Les habitants ont raison de s'adresser à leur premier élu. C'est bien lui qui détient les clefs de la construction, du droit de préemption sur les terrains à la création de zones d'aménagement concertées (ZAC), en passant par la délivrance des permis de construire. Or, l'absence de vision des maires serait la première responsable de la crise actuelle, estiment de plus en plus les urbanistes. Lors de la décentralisation, l'Etat a confié à 36.000 communes son pouvoir d'aménagement, ce qui a abouti à un émiettement complet de cette compétence et à un urbanisme « malthusien ».
Conservatisme des habitants
Un tas de « bonnes » raisons poussent à ne pas construire, au premier rang desquelles le conservatisme des administrés, qui se traduit par un refus de densifier l'habitat et de voisiner avec les plus démunis, une demande d'espaces verts... Il y a aussi les craintes financières. L'accueil d'une nouvelle population va de pair avec une augmentation des dépenses publiques destinées à viabiliser des terrains, mais surtout à construire les équipements nécessaires : écoles, crèches... Or les recettes attendues de ces habitants sont quasiment toujours inférieures aux dépenses. L'urbaniste Jean-Paul Lacaze parle d'un écart de l'ordre de 6.000 euros par ménage et par an.

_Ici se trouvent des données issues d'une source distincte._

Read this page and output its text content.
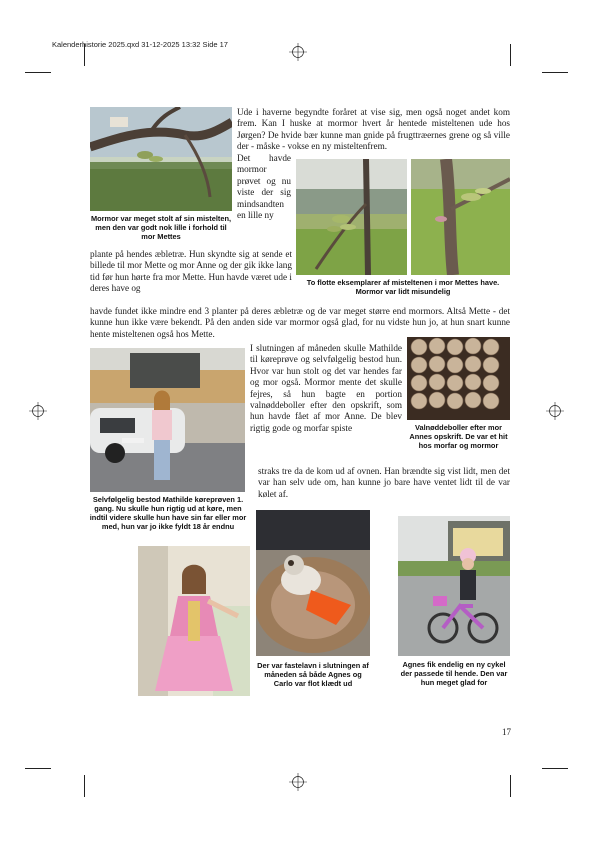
Kalenderhistorie 2025.qxd 31-12-2025 13:32 Side 17
Mormor var meget stolt af sin mistelten, men den var godt nok lille i forhold til mor Mettes
To flotte eksemplarer af misteltenen i mor Mettes have. Mormor var lidt misundelig
Ude i haverne begyndte foråret at vise sig, men også noget andet kom frem. Kan I huske at mormor hvert år hentede misteltenen ude hos Jørgen? De hvide bær kunne man gnide på frugttræernes grene og så ville der - måske - vokse en ny misteltenfrem.
Det havde mormor prøvet og nu viste der sig mindsandten en lille ny
plante på hendes æbletræ. Hun skyndte sig at sende et billede til mor Mette og mor Anne og der gik ikke lang tid før hun hørte fra mor Mette. Hun havde været ude i deres have og
havde fundet ikke mindre end 3 planter på deres æbletræ og de var meget større end mormors. Altså Mette - det kunne hun ikke være bekendt. På den anden side var mormor også glad, for nu vidste hun jo, at hun snart kunne hente misteltenen også hos Mette.
Selvfølgelig bestod Mathilde køreprøven 1. gang. Nu skulle hun rigtig ud at køre, men indtil videre skulle hun have sin far eller mor med, hun var jo ikke fyldt 18 år endnu
Valnøddeboller efter mor Annes opskrift. De var et hit hos morfar og mormor
I slutningen af måneden skulle Mathilde til køreprøve og selvfølgelig bestod hun. Hvor var hun stolt og det var hendes far og mor også. Mormor mente det skulle fejres, så hun bagte en portion valnøddeboller efter den opskrift, som hun havde fået af mor Anne. De blev rigtig gode og morfar spiste
straks tre da de kom ud af ovnen. Han brændte sig vist lidt, men det var han selv ude om, han kunne jo bare have ventet lidt til de var kølet af.
Der var fastelavn i slutningen af måneden så både Agnes og Carlo var flot klædt ud
Agnes fik endelig en ny cykel der passede til hende. Den var hun meget glad for
17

De gauche comme de droite, les élus partagent désormais en majorité le même diagnostic. Pour répondre aux besoins, il faut construire plus et quasi doubler la production de logements sociaux, surtout en région parisienne et dans le Sud. D'accord pour la relance... mais chez le voisin ! Six ans après l'adoption sous le gouvernement Jospin de la loi sur la solidarité et le renouvellement urbain (SRU), dont l'article 55 réclame aux communes de disposer d'un minimum de 20 % de logements sociaux, le bilan est mitigé. Alors que les municipalités déficientes devaient définir un plan sur vingt ans et payer une amende annuelle de 152 euros par logement social manquant, faute de s'être engagées dans une politique de rattrapage, 442 des 743 communes concernées n'ont pas rempli leurs objectifs. Pis, 154 n'ont rien fait, comme Villeneuve-lès-Avignon, dans le Gard, qui compte à peine 6 % de HLM ou Marignane qui a rempli 0,7 % de son programme. Quant à Neuilly-sur-Seine, la ville de Nicolas Sarkozy, elle a réalisé 119 des 814 logements qu'elle devait faire !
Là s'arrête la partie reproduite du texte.